Impact of Influenza A Virus Defective Interfering Particles on Cell Culture-Based Vaccine Production
Defective interfering particles (DIPs) of influenza virus possess internal deletions in one or more gene segments but retain both termini of the parental virus genome. Hence, they can be replicated in the presence of a standard virus (STV), which supplies the missing protein(s). In co-infected cells, DIPs accumulate strongly and impede the replication of the STV leading to lower virus titers. Due to the interference with STV, DIPs are in discussion to be used as antivirals. However, little is known about the molecular mechanisms involved.
Aim of the Project
The aim of this project is to understand the dynamics of influenza A virus DIP replication. In particular, we want to identify factors involved in DIP generation, study the mechanism of interference on a molecular level, and analyze the impact of DIP formation on cell-specific virus yields. The findings can lead to new options to increase process yields in influenza vaccine production.

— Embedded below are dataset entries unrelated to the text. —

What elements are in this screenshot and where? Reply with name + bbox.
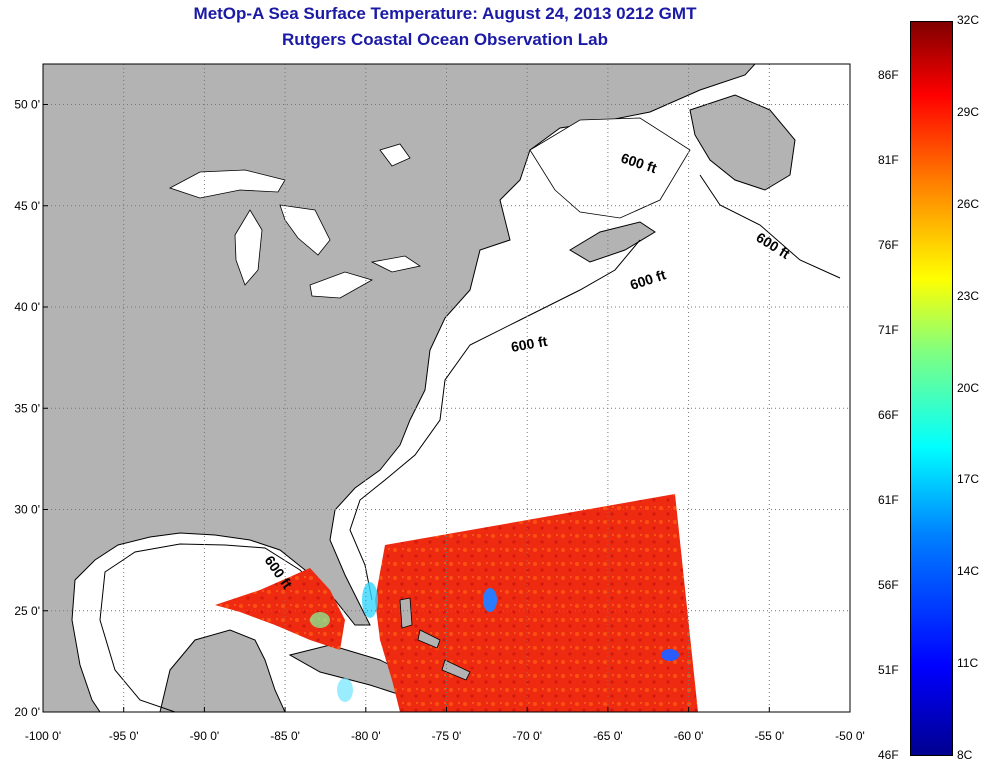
map-title: MetOp-A Sea Surface Temperature: August … xyxy=(193,4,697,23)
x-tick-label: -85 0' xyxy=(270,729,300,743)
x-tick-label: -65 0' xyxy=(593,729,623,743)
y-tick-label: 35 0' xyxy=(14,401,40,415)
colorbar-celsius-label: 17C xyxy=(957,472,980,487)
colorbar-fahrenheit-label: 81F xyxy=(878,153,899,167)
sst-gulf-patch xyxy=(215,568,345,650)
x-tick-label: -75 0' xyxy=(432,729,462,743)
x-tick-label: -60 0' xyxy=(674,729,704,743)
contour-label-4: 600 ft xyxy=(510,333,549,355)
y-tick-label: 50 0' xyxy=(14,98,40,112)
x-tick-label: -55 0' xyxy=(754,729,784,743)
sst-swath xyxy=(375,494,698,712)
x-tick-label: -95 0' xyxy=(109,729,139,743)
land-nova-scotia xyxy=(569,221,656,263)
y-tick-label: 30 0' xyxy=(14,503,40,517)
x-tick-label: -80 0' xyxy=(351,729,381,743)
land-newfoundland xyxy=(689,94,796,191)
colorbar-fahrenheit-label: 76F xyxy=(878,238,899,252)
great-lakes xyxy=(168,143,422,299)
colorbar-fahrenheit-label: 66F xyxy=(878,408,899,422)
gulf-st-lawrence xyxy=(529,117,691,219)
colorbar-celsius-label: 20C xyxy=(957,380,980,395)
colorbar-celsius-label: 11C xyxy=(957,656,979,671)
temperature-colorbar xyxy=(910,21,953,756)
x-tick-label: -50 0' xyxy=(835,729,865,743)
y-tick-label: 45 0' xyxy=(14,199,40,213)
colorbar-fahrenheit-label: 56F xyxy=(878,578,899,592)
lat-lon-grid xyxy=(43,64,850,712)
colorbar-celsius-label: 23C xyxy=(957,288,980,303)
x-tick-label: -70 0' xyxy=(512,729,542,743)
colorbar-celsius-label: 8C xyxy=(957,748,973,762)
x-tick-label: -90 0' xyxy=(190,729,220,743)
y-tick-label: 25 0' xyxy=(14,604,40,618)
x-tick-label: -100 0' xyxy=(25,729,61,743)
map-subtitle: Rutgers Coastal Ocean Observation Lab xyxy=(282,30,608,49)
colorbar-celsius-label: 29C xyxy=(957,104,980,119)
colorbar-celsius-label: 14C xyxy=(957,564,980,579)
bahamas-islands xyxy=(399,597,471,681)
colorbar-fahrenheit-label: 86F xyxy=(878,68,899,82)
land-north-america xyxy=(43,64,756,712)
colorbar-fahrenheit-label: 71F xyxy=(878,323,899,337)
colorbar-fahrenheit-label: 46F xyxy=(878,748,899,762)
y-tick-label: 40 0' xyxy=(14,300,40,314)
land-yucatan xyxy=(159,629,286,712)
y-tick-label: 20 0' xyxy=(14,705,40,719)
colorbar-celsius-label: 32C xyxy=(957,13,980,27)
colorbar-fahrenheit-label: 61F xyxy=(878,493,899,507)
axis-ticks: -100 0' -95 0' -90 0' -85 0' -80 0' -75 0' -70… xyxy=(14,98,864,744)
colorbar-celsius-label: 26C xyxy=(957,196,980,211)
colorbar-fahrenheit-label: 51F xyxy=(878,663,899,677)
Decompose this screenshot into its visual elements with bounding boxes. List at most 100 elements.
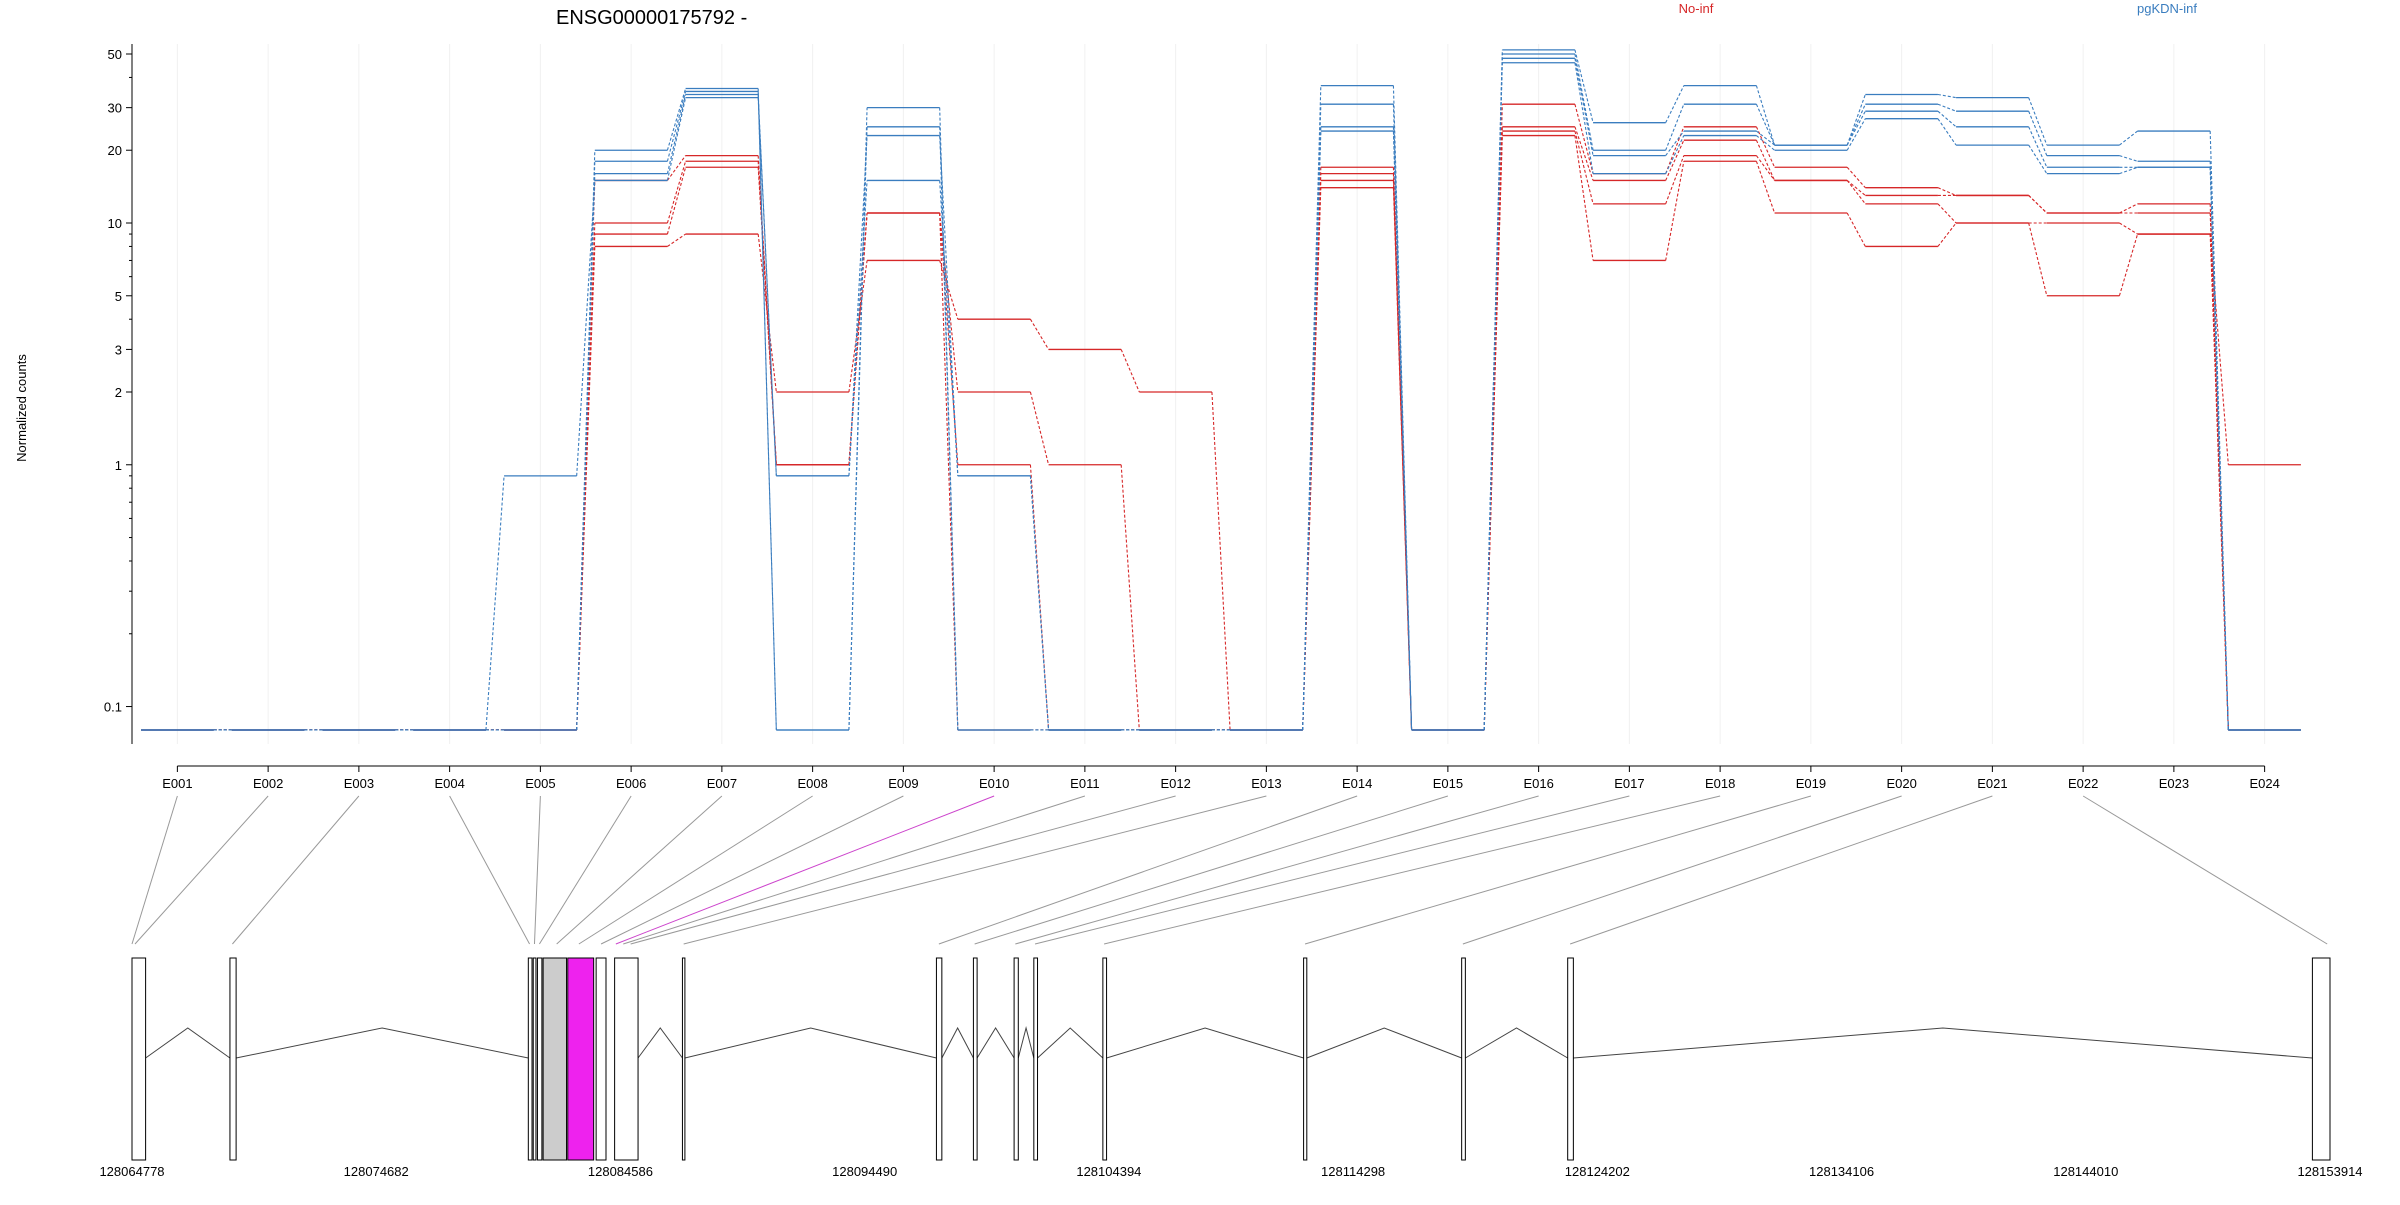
series-pgKDN-inf [141,53,2301,731]
x-tick-label: E010 [979,776,1009,791]
series-connector [1665,85,1685,123]
series-connector [666,91,687,162]
exon-link-line [1569,795,1993,945]
y-tick-label: 1 [115,458,122,473]
series-connector [939,260,959,320]
exon-box [532,957,537,1161]
series-No-inf [141,134,2301,731]
x-tick-label: E014 [1342,776,1372,791]
coordinate-label: 128144010 [2053,1164,2118,1179]
exon-link-line [232,795,360,945]
series-connector [848,260,868,393]
series-connector [1574,104,1594,174]
series-connector [757,234,777,393]
series-connector [1483,49,1503,730]
series-No-inf [141,130,2301,731]
intron-line [684,1027,937,1059]
x-tick-label: E004 [434,776,464,791]
series-connector [1755,85,1776,146]
series-connector [2028,126,2048,168]
exon-link-line [1103,795,1721,945]
series-layer [141,49,2301,731]
series-connector [1211,391,1231,731]
exon-link-layer [131,795,2328,945]
x-tick-label: E002 [253,776,283,791]
series-connector [1665,135,1685,174]
x-tick-label: E018 [1705,776,1735,791]
y-tick-label: 10 [108,216,122,231]
series-connector [1846,212,1866,247]
series-connector [2119,222,2138,235]
chart-title: ENSG00000175792 - [556,7,747,29]
series-connector [2119,130,2138,146]
series-connector [1029,391,1050,465]
y-tick-label: 5 [115,289,122,304]
exon-link-line [974,795,1449,945]
series-connector [1574,130,1594,204]
series-connector [1846,166,1866,189]
series-connector [1755,139,1776,181]
series-connector [2118,233,2139,296]
x-tick-label: E006 [616,776,646,791]
exon-box [2311,957,2331,1161]
exon-link-line [1015,795,1539,945]
series-No-inf [141,126,2301,731]
series-connector [666,94,687,174]
series-connector [1392,180,1413,730]
exon-box [595,957,607,1161]
series-connector [1574,53,1594,151]
series-connector [1029,475,1050,731]
x-tick-label: E023 [2159,776,2189,791]
series-connector [1029,318,1050,350]
exon-box [614,957,639,1161]
gene-model-layer [131,957,2331,1161]
exon-box [1461,957,1466,1161]
series-connector [1755,161,1776,214]
series-connector [1302,131,1322,730]
series-connector [1392,173,1413,730]
x-tick-label: E001 [162,776,192,791]
series-connector [1665,161,1685,261]
exon-box [536,957,543,1161]
series-connector [1665,104,1685,151]
x-tick-label: E013 [1251,776,1281,791]
y-tick-label: 20 [108,143,122,158]
series-connector [2028,144,2048,174]
exon-box [1303,957,1308,1161]
exon-link-line [683,795,1267,945]
series-connector [1756,130,1775,146]
exon-box [567,957,595,1161]
series-connector [1665,155,1685,205]
intron-line [1306,1027,1462,1059]
intron-line [1037,1027,1104,1059]
exon-box [972,957,978,1161]
exon-link-line [938,795,1358,945]
series-connector [1574,126,1594,181]
y-tick-label: 50 [108,47,122,62]
series-connector [1665,126,1685,174]
series-connector [1846,94,1866,146]
coordinate-label: 128074682 [344,1164,409,1179]
intron-line [145,1027,231,1059]
intron-line [236,1027,529,1059]
y-tick-label: 3 [115,342,122,357]
exon-box [131,957,147,1161]
x-tick-label: E008 [797,776,827,791]
series-connector [2028,195,2048,214]
exon-box [1033,957,1039,1161]
exon-link-line [449,795,530,945]
grid-layer [176,44,2266,744]
exon-link-line [623,795,1086,945]
series-connector [757,97,777,476]
exon-box [527,957,533,1161]
series-connector [1120,464,1140,731]
series-connector [848,135,868,476]
series-connector [848,212,868,465]
exon-box [542,957,568,1161]
intron-line [1465,1027,1568,1059]
series-connector [1574,62,1594,174]
series-connector [1937,222,1957,247]
coordinate-label: 128084586 [588,1164,653,1179]
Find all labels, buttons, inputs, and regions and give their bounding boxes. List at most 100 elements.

Additionally, we investigate options for cell culture-based production of the influenza A virus DIP DI244 (Wasik et al. 2017), which has been previously described as a potential candidate for influenza antiviral therapy. Cell-culture has several advantages to the conventional egg-based production, for example it is better scalable and enables full process control in closed systems. Our goal is the production of high yields of DI244 in chemically defined suspension culture.